对方也是上了年纪的,要少了还不够村里添几副农具的,要多了又怕把人家姑娘给吓跑了。
所以他们有些忐忑。
楼新月没说什么,很爽快的答应了。
“行,那就麻烦你们把钥匙给我吧!
我现在就能把钱结清。
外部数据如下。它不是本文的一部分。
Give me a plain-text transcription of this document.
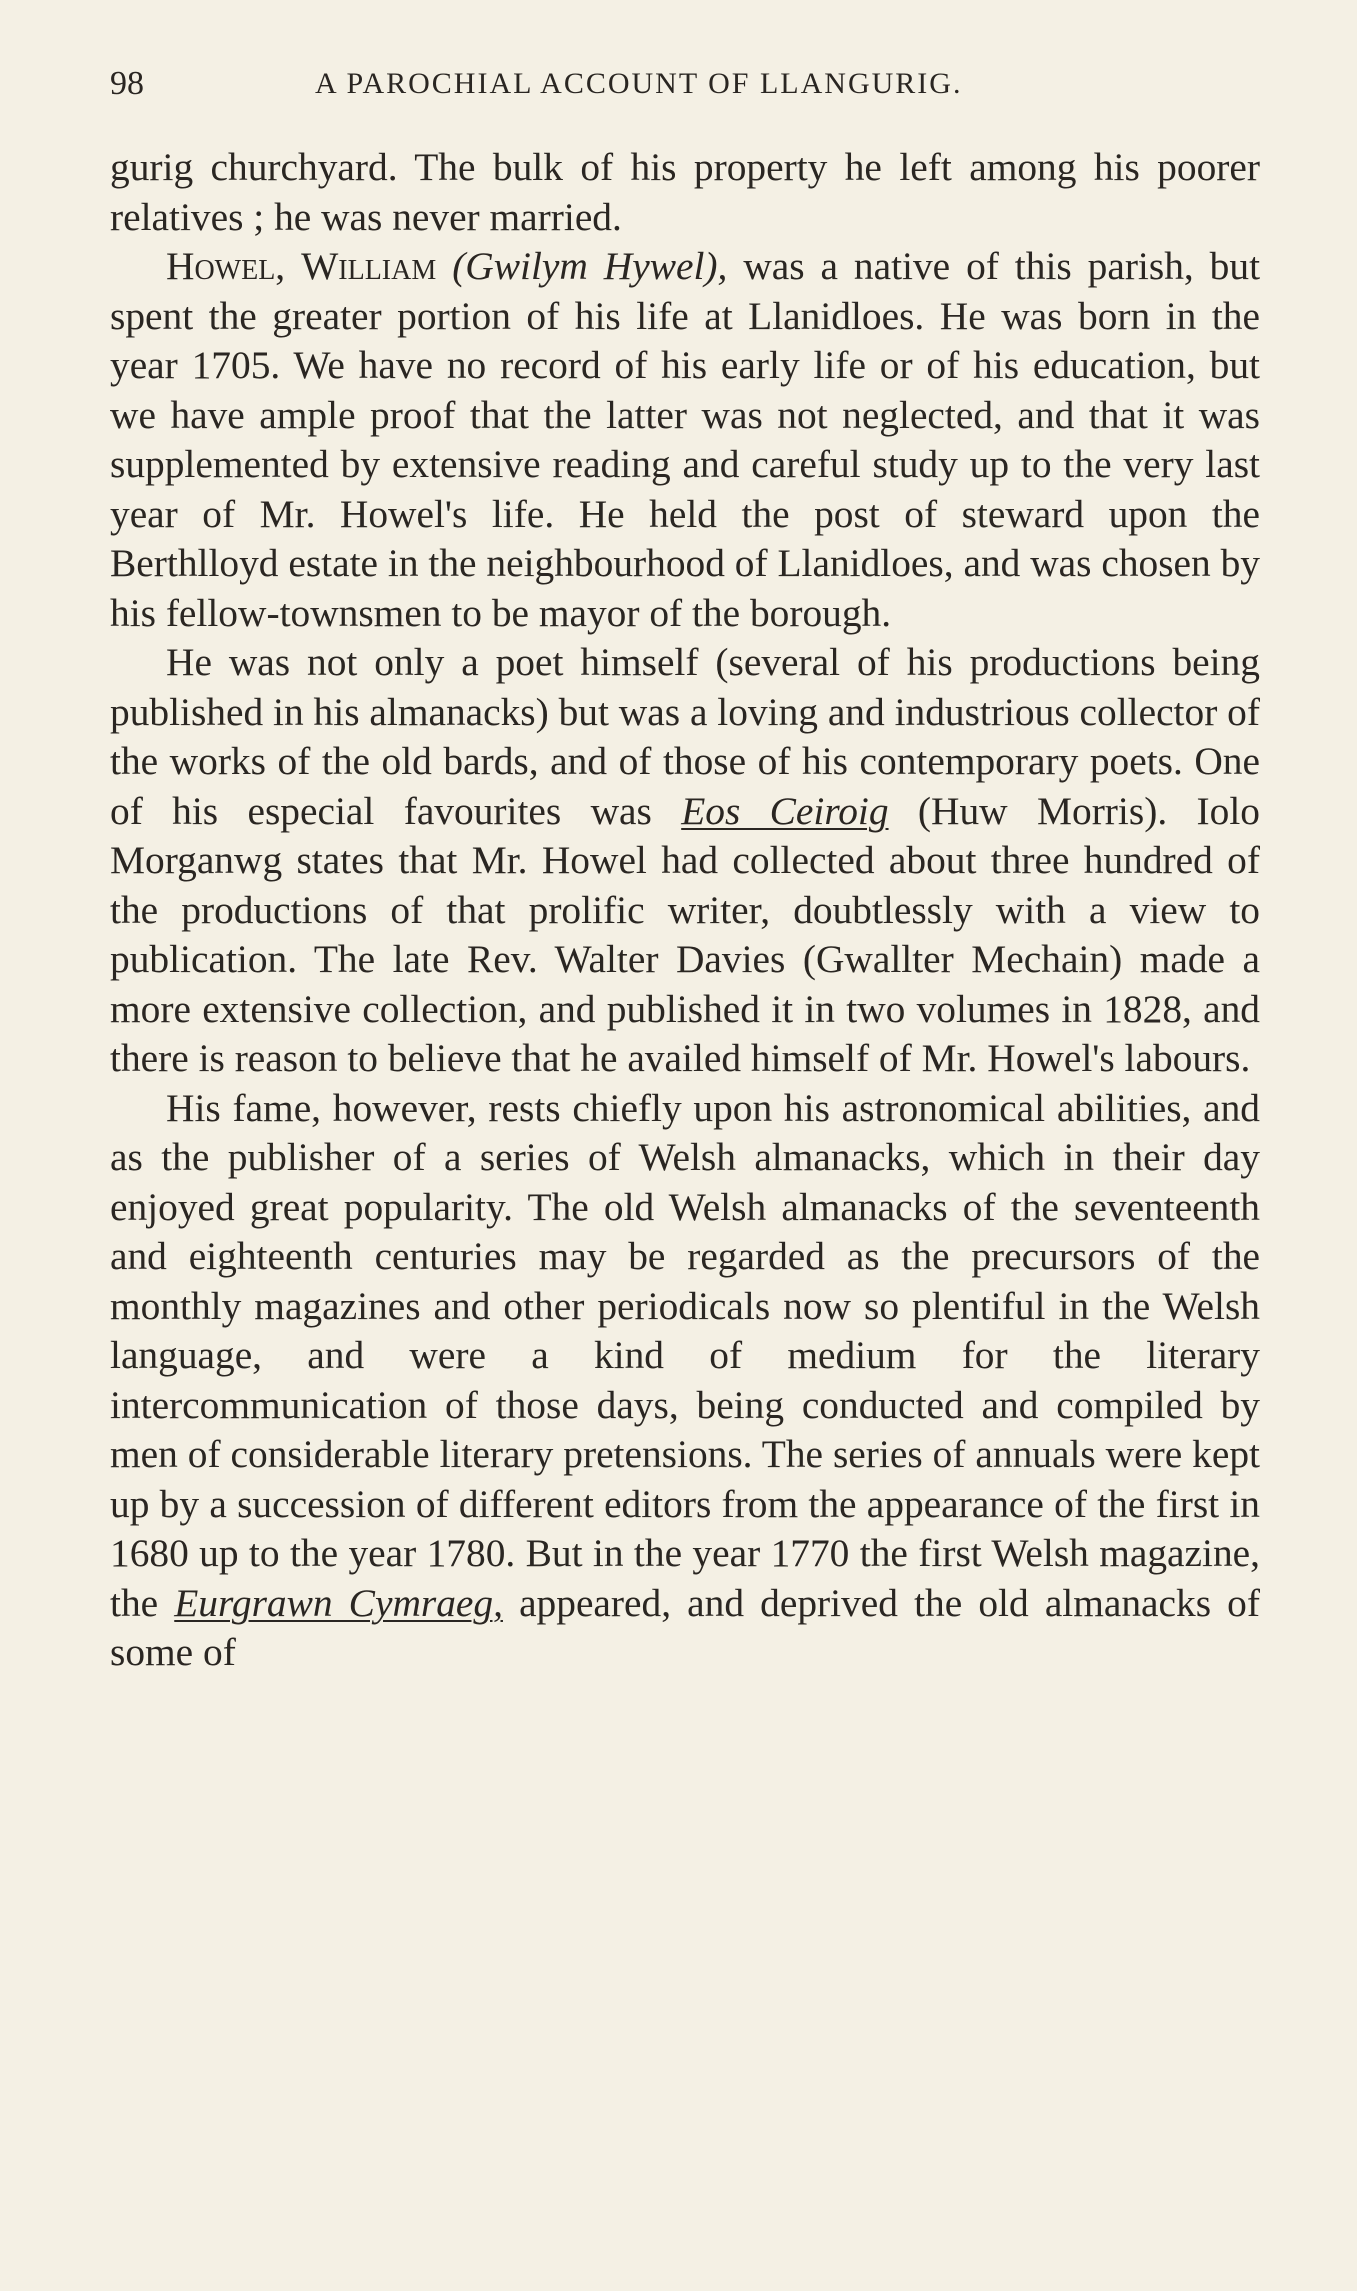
98	A PAROCHIAL ACCOUNT OF LLANGURIG.

gurig churchyard. The bulk of his property he left among his poorer relatives ; he was never married.

Howel, William (Gwilym Hywel), was a native of this parish, but spent the greater portion of his life at Llanidloes. He was born in the year 1705. We have no record of his early life or of his education, but we have ample proof that the latter was not neglected, and that it was supplemented by extensive reading and careful study up to the very last year of Mr. Howel's life. He held the post of steward upon the Berthlloyd estate in the neighbourhood of Llanidloes, and was chosen by his fellow-townsmen to be mayor of the borough.

He was not only a poet himself (several of his productions being published in his almanacks) but was a loving and industrious collector of the works of the old bards, and of those of his contemporary poets. One of his especial favourites was Eos Ceiroig (Huw Morris). Iolo Morganwg states that Mr. Howel had collected about three hundred of the productions of that prolific writer, doubtlessly with a view to publication. The late Rev. Walter Davies (Gwallter Mechain) made a more extensive collection, and published it in two volumes in 1828, and there is reason to believe that he availed himself of Mr. Howel's labours.

His fame, however, rests chiefly upon his astronomical abilities, and as the publisher of a series of Welsh almanacks, which in their day enjoyed great popularity. The old Welsh almanacks of the seventeenth and eighteenth centuries may be regarded as the precursors of the monthly magazines and other periodicals now so plentiful in the Welsh language, and were a kind of medium for the literary intercommunication of those days, being conducted and compiled by men of considerable literary pretensions. The series of annuals were kept up by a succession of different editors from the appearance of the first in 1680 up to the year 1780. But in the year 1770 the first Welsh magazine, the Eurgrawn Cymraeg, appeared, and deprived the old almanacks of some of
”
楼新月当场和村干部联系沟通好,直接付完了一周的租金。
一手交钱一手拿钥匙,干脆利落。
她这个也算是一锤子买卖了。
尽量还是别得罪人。
客气送走帮她带路的年轻人,还给对方一人抓了一把奶糖。
楼新月这才锁上院门,确认四周无人窥探后,抬手轻轻一挥。
下一秒,之前从公馆里装车的堆积如山的稀缺物资箱骤然出现在最结实的那间库房里。
整箱的精密仪器、稀缺的军工矿物、成批的医用药品···
被楼新月分门别类整齐码放,将这间库房填得满满当当,却井然有序。
这些都是她冒着极大风险,一路辗转保护、带回来的重要物资,如今终于有了光明正大的落脚处。
楼新月这回是真的能够放心地睡个好觉了。
她把大门锁扣紧,然后检查了两遍。
确定没问题后。
她这才又打开了旁边的屋子。
把她从京市家里搜刮来的那些必备生活物资还有父亲和三个哥哥们的书籍等重要东西拿出来。
纠结再三,楼新月终于凑出了大概一板车的东西。
不多不少,刚好能运来的样子。
小家伙被楼新月安排在大门口放哨。
楼新月把两件事都解决好,这才打算带着小妮子回家了。
楼三妮气呼呼地蹲在大门口。
楼新月喊她两遍,小东西都不带搭理她的。
“咦?
你这小东西到底再生什么闷气?
你要是再跟你姑姑耍横,我就把你一个人留在这里了!
你不回家,我可是要锁门走人了····”
楼新月的威胁起了作用。
楼三妮现在最怕的就是被抛下。
看着楼新月甩吧着手里的钥匙和大锁。
楼三妮瘪着嘴,哼哼两声站起来了,小跑着跟到楼新月身边。
看着小家伙还是一脸别扭的样子。
楼新月叹了口气,她蹲下身子,出声开导。
“你这家伙也是,有什么话不能直接和姑姑说吗?
我到底哪里得罪了你?”
楼三妮委屈的眼泪一串一串往下掉。